Once the program records the probability, it can generate realistic-sounding texts. It’ll start with the root node (I) and follow random paths until it reaches a node that doesn’t go anywhere. For example, a text it might generate is: “I will think of the will that I will think that I wrote.” Obviously, it doesn’t sound perfect, but if you feed it more source text, it usually produces some pretty hilarious text.

Here’s the demo. Paste some source text into the first box, click Add, and repeat. Then, click Generate, and it should produce some Markov chain text! You can keep clicking Generate for new text. I’ve prepopulated the source textbox with some text about lions from Wikipedia, but feel free to try it with something else!

Sadly, the generator wasn’t able to produce a usable essay for my college applications.

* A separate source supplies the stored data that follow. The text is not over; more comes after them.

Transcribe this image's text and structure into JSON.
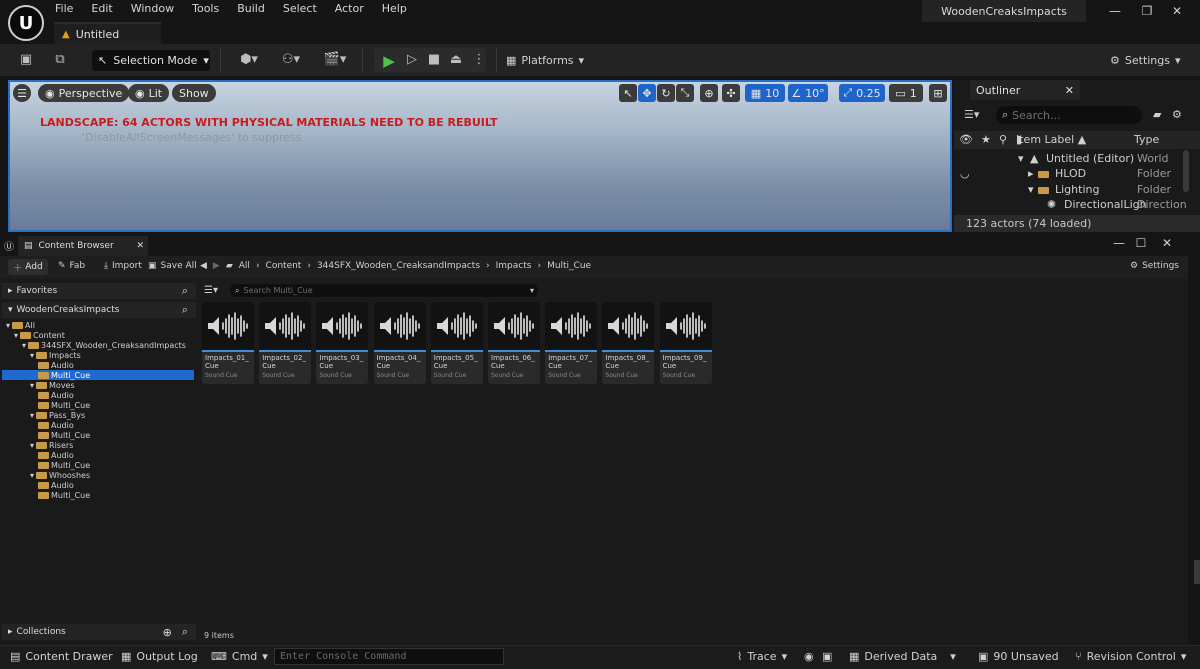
{
  "menu": [
    "File",
    "Edit",
    "Window",
    "Tools",
    "Build",
    "Select",
    "Actor",
    "Help"
  ],
  "level_tab": {
    "label": "Untitled"
  },
  "project_title": "WoodenCreaksImpacts",
  "toolbar": {
    "selection_mode": "Selection Mode",
    "platforms": "Platforms",
    "settings": "Settings"
  },
  "viewport": {
    "perspective": "Perspective",
    "lit": "Lit",
    "show": "Show",
    "grid_snap": "10",
    "rot_snap": "10°",
    "scale_snap": "0.25",
    "camera_speed": "1",
    "landscape_msg": "LANDSCAPE: 64 ACTORS WITH PHYSICAL MATERIALS NEED TO BE REBUILT",
    "suppress_msg": "'DisableAllScreenMessages' to suppress"
  },
  "outliner": {
    "tab": "Outliner",
    "search_placeholder": "Search...",
    "col_label": "Item Label ▲",
    "col_type": "Type",
    "rows": [
      {
        "label": "Untitled (Editor)",
        "type": "World"
      },
      {
        "label": "HLOD",
        "type": "Folder"
      },
      {
        "label": "Lighting",
        "type": "Folder"
      },
      {
        "label": "DirectionalLigh",
        "type": "Direction"
      }
    ],
    "actor_count": "123 actors (74 loaded)"
  },
  "content_browser": {
    "tab": "Content Browser",
    "add": "Add",
    "fab": "Fab",
    "import": "Import",
    "save_all": "Save All",
    "breadcrumb": [
      "All",
      "Content",
      "344SFX_Wooden_CreaksandImpacts",
      "Impacts",
      "Multi_Cue"
    ],
    "settings": "Settings",
    "favorites": "Favorites",
    "project": "WoodenCreaksImpacts",
    "collections": "Collections",
    "search_placeholder": "Search Multi_Cue",
    "tree": [
      {
        "label": "All"
      },
      {
        "label": "Content"
      },
      {
        "label": "344SFX_Wooden_CreaksandImpacts"
      },
      {
        "label": "Impacts"
      },
      {
        "label": "Audio"
      },
      {
        "label": "Multi_Cue"
      },
      {
        "label": "Moves"
      },
      {
        "label": "Audio"
      },
      {
        "label": "Multi_Cue"
      },
      {
        "label": "Pass_Bys"
      },
      {
        "label": "Audio"
      },
      {
        "label": "Multi_Cue"
      },
      {
        "label": "Risers"
      },
      {
        "label": "Audio"
      },
      {
        "label": "Multi_Cue"
      },
      {
        "label": "Whooshes"
      },
      {
        "label": "Audio"
      },
      {
        "label": "Multi_Cue"
      }
    ],
    "assets": [
      {
        "name": "Impacts_01_ Cue",
        "type": "Sound Cue"
      },
      {
        "name": "Impacts_02_ Cue",
        "type": "Sound Cue"
      },
      {
        "name": "Impacts_03_ Cue",
        "type": "Sound Cue"
      },
      {
        "name": "Impacts_04_ Cue",
        "type": "Sound Cue"
      },
      {
        "name": "Impacts_05_ Cue",
        "type": "Sound Cue"
      },
      {
        "name": "Impacts_06_ Cue",
        "type": "Sound Cue"
      },
      {
        "name": "Impacts_07_ Cue",
        "type": "Sound Cue"
      },
      {
        "name": "Impacts_08_ Cue",
        "type": "Sound Cue"
      },
      {
        "name": "Impacts_09_ Cue",
        "type": "Sound Cue"
      }
    ],
    "item_count": "9 items"
  },
  "statusbar": {
    "content_drawer": "Content Drawer",
    "output_log": "Output Log",
    "cmd": "Cmd",
    "console_placeholder": "Enter Console Command",
    "trace": "Trace",
    "derived_data": "Derived Data",
    "unsaved": "90 Unsaved",
    "revision": "Revision Control"
  }
}
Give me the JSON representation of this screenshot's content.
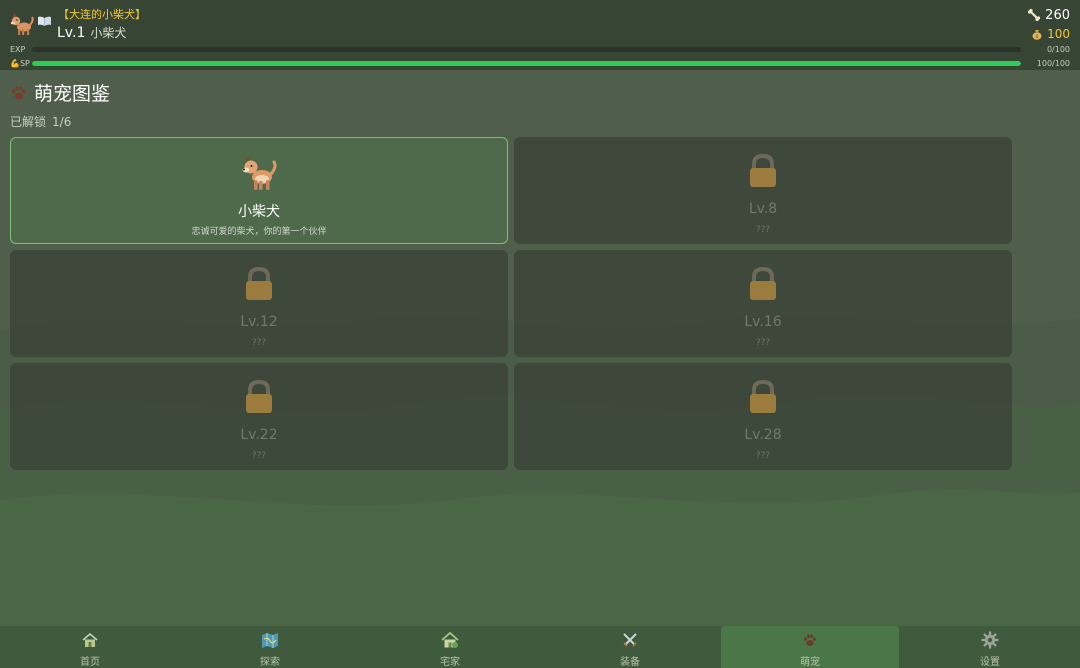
{
  "header": {
    "player_title": "【大连的小柴犬】",
    "level": "Lv.1",
    "pet_name": "小柴犬",
    "bones": "260",
    "coins": "100",
    "exp": {
      "label": "EXP",
      "value_text": "0/100",
      "fraction": 0.0
    },
    "sp": {
      "label": "SP",
      "value_text": "100/100",
      "fraction": 1.0
    }
  },
  "section": {
    "title": "萌宠图鉴",
    "unlocked_label": "已解锁",
    "unlocked_count": "1/6"
  },
  "pets": [
    {
      "name": "小柴犬",
      "desc": "忠诚可爱的柴犬，你的第一个伙伴",
      "unlocked": true
    },
    {
      "name": "Lv.8",
      "desc": "???",
      "unlocked": false
    },
    {
      "name": "Lv.12",
      "desc": "???",
      "unlocked": false
    },
    {
      "name": "Lv.16",
      "desc": "???",
      "unlocked": false
    },
    {
      "name": "Lv.22",
      "desc": "???",
      "unlocked": false
    },
    {
      "name": "Lv.28",
      "desc": "???",
      "unlocked": false
    }
  ],
  "nav": [
    {
      "label": "首页",
      "icon": "home-icon"
    },
    {
      "label": "探索",
      "icon": "map-icon"
    },
    {
      "label": "宅家",
      "icon": "house-icon"
    },
    {
      "label": "装备",
      "icon": "crossed-swords-icon"
    },
    {
      "label": "萌宠",
      "icon": "paw-icon",
      "active": true
    },
    {
      "label": "设置",
      "icon": "gear-icon"
    }
  ],
  "colors": {
    "accent_green": "#2ecc59",
    "gold": "#f2c63a",
    "active_tab": "#4b7648"
  }
}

## Minimum and maximum of two functions

Let’s say you want a function that outputs the smaller of two functions along its domain. It turns out that the expression for that function is this:

$$\operatorname{min}(f(x),\ g(x)) = \frac{f(x) + g(x) – |f(x) – g(x)|}{2}$$

For example, take $f(x) = x^2$ and $g(x) = x + 2$. Then,

$$\operatorname{min}(x^2,\ x + 2) = \frac{x^2 + x + 2 – |x^2 – (x + 2)|}{2}$$

whose graph looks like this:

As you can see, it takes on the shape of $f(x)$ (the parabola) when $f(x)$ is smaller and $g(x)$ (the linear part) when $g(x)$ is smaller.

This can be explained by splitting the fraction for the expression up:

$$\begin{align}

\operatorname{min}(f(x),\ g(x)) &= \frac{f(x) + g(x) – |f(x) – g(x)|}{2} \\

&= \frac{f(x) + g(x)}{2} – \frac{|f(x) – g(x)|}{2}

\end{align}$$

You can see that the first term in the split formula is the average of the two functions, and the second term is half the distance (absolute value) between the two functions. When you subtract half the distance between the two functions from the average of the two functions, you always get the smaller function.

What would happen if you add the distance between the two functions instead of subtracting? You get the greater of the two functions:

$$\operatorname{max}(f(x),\ g(x)) = \frac{f(x) + g(x) + |f(x) – g(x)|}{2}$$

I don’t remember where I found this, but it’s pretty awesome!